Liebe Freunde,
nehmen wir einmal an, in einem Krankenhaus kommen zwei Babies zur Welt. Das eine Kind ist das Kind einer kurdenfeindlichen, türkischen Familie und das andere Kind ist das Kind einer türkenfeindlichen, kurdischen Familie. Nun werden diese Babies aus Versehen vertauscht. Das türkische Kind wächst dann in einer kurdischen Familie auf und fängt später an Türken zu hassen und das kurdische Kind wächst in einer türkischen Familie auf und fängt an Kurden zu hassen.
Wer sich die Konsequenzen solcher Polarisierungen auf eine komödienhafte Weise ansehen will, sollte sich die Filme „Alles Koscher“ oder „Herbe Mischung“ ansehen.
Aussagen wie „Kurdenfrage“ oder „Kurdenproblem“ sind ungeeignet, wenn man über ein historisch wie gesellschaftlich relevantes und komplexes Thema wie dieses redet. Denn wie würden wir es empfinden, wenn jemand von der „Türkenfrage“ oder vom „Türkenproblem“ sprechen würde? Da wäre er wieder, der Perspektivwechsel, für den ich ständig plädiere.
Viele Kommentare zum Thema suggerieren in der Regel „eine“ türkische Version oder „eine“ kurdische Version. Wer spricht eigentlich für wen? PKK und Öcalan für „die Kurden“ oder für „alle Kurden“? Ihre Gegner für „die Türken“ oder für „alle Türken“? Was ist mit den über 7 Mio. Tataren oder den vielen Arabern, Lazen, Georgiern, Armeniern, Tscherkessen, Aserbaidschanern und vielen anderen Ethnien mehr in der Türkei? Die Türkei ist ein Vielvölkerstaat mit schätzungsweise mehr als 70 Ethnien.
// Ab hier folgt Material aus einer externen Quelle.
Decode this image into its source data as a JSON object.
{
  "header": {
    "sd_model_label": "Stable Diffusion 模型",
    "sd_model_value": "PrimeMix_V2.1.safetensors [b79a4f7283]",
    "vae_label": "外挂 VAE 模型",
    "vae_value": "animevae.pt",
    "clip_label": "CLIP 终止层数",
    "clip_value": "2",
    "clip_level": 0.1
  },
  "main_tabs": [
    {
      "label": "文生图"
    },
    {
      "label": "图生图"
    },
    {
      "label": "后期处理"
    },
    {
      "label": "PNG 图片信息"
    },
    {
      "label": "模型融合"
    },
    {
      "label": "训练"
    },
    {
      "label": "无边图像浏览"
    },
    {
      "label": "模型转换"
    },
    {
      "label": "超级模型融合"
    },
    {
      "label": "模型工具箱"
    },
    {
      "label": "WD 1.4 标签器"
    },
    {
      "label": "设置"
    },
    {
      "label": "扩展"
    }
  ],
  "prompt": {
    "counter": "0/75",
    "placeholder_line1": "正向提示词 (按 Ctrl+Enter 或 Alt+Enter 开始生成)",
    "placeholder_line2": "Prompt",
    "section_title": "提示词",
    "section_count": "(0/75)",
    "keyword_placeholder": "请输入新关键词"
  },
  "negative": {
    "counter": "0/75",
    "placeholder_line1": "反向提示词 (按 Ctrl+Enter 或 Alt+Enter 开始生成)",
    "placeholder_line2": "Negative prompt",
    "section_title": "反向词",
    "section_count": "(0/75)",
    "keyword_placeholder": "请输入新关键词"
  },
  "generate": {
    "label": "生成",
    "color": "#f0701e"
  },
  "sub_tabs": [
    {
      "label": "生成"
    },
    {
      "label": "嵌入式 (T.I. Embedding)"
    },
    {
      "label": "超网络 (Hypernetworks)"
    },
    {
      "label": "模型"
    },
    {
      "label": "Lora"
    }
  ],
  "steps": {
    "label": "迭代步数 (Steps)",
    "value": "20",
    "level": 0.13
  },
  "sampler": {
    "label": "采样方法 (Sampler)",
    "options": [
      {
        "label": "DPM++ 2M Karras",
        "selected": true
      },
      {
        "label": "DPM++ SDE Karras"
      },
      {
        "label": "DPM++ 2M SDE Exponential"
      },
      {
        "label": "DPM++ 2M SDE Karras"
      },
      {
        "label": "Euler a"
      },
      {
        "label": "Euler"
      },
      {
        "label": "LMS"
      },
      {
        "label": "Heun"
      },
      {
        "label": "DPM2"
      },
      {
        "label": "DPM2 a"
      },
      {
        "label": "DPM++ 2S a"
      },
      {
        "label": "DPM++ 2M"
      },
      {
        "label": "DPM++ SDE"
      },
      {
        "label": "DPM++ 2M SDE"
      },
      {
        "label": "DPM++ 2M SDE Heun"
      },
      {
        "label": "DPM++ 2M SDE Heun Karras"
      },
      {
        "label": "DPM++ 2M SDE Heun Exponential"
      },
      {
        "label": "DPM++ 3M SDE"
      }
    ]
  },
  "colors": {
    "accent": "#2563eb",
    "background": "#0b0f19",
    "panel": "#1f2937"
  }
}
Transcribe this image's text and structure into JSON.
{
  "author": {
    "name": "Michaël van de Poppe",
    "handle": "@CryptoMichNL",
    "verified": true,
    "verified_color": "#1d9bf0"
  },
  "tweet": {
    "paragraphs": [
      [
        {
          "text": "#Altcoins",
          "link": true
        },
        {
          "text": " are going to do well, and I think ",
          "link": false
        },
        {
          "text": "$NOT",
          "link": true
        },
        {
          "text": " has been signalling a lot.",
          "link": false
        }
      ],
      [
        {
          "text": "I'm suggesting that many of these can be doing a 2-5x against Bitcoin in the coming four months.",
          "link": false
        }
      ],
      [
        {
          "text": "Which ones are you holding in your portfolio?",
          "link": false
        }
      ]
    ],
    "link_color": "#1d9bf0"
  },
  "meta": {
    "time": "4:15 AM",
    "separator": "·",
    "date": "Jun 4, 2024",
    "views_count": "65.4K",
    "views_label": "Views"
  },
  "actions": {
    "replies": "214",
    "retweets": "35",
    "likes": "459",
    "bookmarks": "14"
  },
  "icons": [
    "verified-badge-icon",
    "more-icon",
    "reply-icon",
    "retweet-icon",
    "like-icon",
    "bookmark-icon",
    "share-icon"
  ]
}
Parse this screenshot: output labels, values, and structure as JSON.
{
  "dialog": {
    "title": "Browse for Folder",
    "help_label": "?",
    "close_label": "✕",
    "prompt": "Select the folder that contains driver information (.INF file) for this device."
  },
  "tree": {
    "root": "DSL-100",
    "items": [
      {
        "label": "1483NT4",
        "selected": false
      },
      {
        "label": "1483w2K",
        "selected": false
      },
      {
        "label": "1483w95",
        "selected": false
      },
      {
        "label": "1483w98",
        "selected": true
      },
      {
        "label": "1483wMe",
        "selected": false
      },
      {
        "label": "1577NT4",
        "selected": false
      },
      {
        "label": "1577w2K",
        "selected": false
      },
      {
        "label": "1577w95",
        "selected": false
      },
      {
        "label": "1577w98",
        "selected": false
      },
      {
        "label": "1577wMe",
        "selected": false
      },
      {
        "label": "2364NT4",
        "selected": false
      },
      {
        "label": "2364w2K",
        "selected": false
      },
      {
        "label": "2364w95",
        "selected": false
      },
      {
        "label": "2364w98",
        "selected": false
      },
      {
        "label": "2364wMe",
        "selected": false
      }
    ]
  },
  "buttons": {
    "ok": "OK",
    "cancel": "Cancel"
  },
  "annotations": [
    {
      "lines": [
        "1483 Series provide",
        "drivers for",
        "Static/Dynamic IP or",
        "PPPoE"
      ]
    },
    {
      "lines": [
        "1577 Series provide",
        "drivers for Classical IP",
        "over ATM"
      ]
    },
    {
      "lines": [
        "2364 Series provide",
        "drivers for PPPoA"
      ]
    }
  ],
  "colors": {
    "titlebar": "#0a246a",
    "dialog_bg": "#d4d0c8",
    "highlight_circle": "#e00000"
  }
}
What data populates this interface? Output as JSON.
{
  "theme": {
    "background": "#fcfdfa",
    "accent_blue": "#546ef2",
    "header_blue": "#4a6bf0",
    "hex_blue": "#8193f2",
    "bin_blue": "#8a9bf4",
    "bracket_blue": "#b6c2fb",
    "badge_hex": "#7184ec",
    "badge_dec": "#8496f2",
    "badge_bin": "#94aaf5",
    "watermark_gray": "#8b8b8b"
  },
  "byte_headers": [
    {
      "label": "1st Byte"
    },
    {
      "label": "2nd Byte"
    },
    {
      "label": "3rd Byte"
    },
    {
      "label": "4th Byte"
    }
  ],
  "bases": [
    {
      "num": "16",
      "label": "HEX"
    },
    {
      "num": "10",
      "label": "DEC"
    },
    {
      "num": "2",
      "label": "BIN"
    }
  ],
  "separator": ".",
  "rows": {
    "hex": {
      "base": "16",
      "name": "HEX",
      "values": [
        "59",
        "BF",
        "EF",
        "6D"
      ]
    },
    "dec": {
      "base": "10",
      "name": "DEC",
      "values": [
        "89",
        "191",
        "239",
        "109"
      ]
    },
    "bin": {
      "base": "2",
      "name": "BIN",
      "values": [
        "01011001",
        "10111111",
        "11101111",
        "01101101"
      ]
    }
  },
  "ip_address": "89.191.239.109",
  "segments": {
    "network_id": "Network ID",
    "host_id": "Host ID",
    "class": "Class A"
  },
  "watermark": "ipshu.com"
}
Sind alle Kurden PKK-Anhänger? Sind alle PKK-Sympathisanten Terroristen? Sind alle Türken Nationalisten? Sind alle Türken gegen Kurden? Viele leiden unter den Polarisierungen („wir und sie“) und Verallgemeinerungen. Opfer sind jene, die sich polarisieren und manipulieren lassen. Vielleicht ist eines der Hauptprobleme die schweigende Mehrheit, so dass Splittergruppen die Debatte dominieren können. Nicht nur die Frage, ob jeder Kurde ein PKK-Anhänger sei, sondern auch die Frage, ob alle Kurden links, kommunistisch, anarchistisch oder alevitisch sind, wäre zu klären. Sind die meisten nicht sunnitisch-schafiitische Muslime – falls Religion überhaupt eine Rolle spielen sollte? Das erinnert mich an den Generalverdacht hierzulande von einem nicht unbeachtlichen Bevölkerungsanteil gegen Muslime, sie würden mit Terroristen sympathisieren.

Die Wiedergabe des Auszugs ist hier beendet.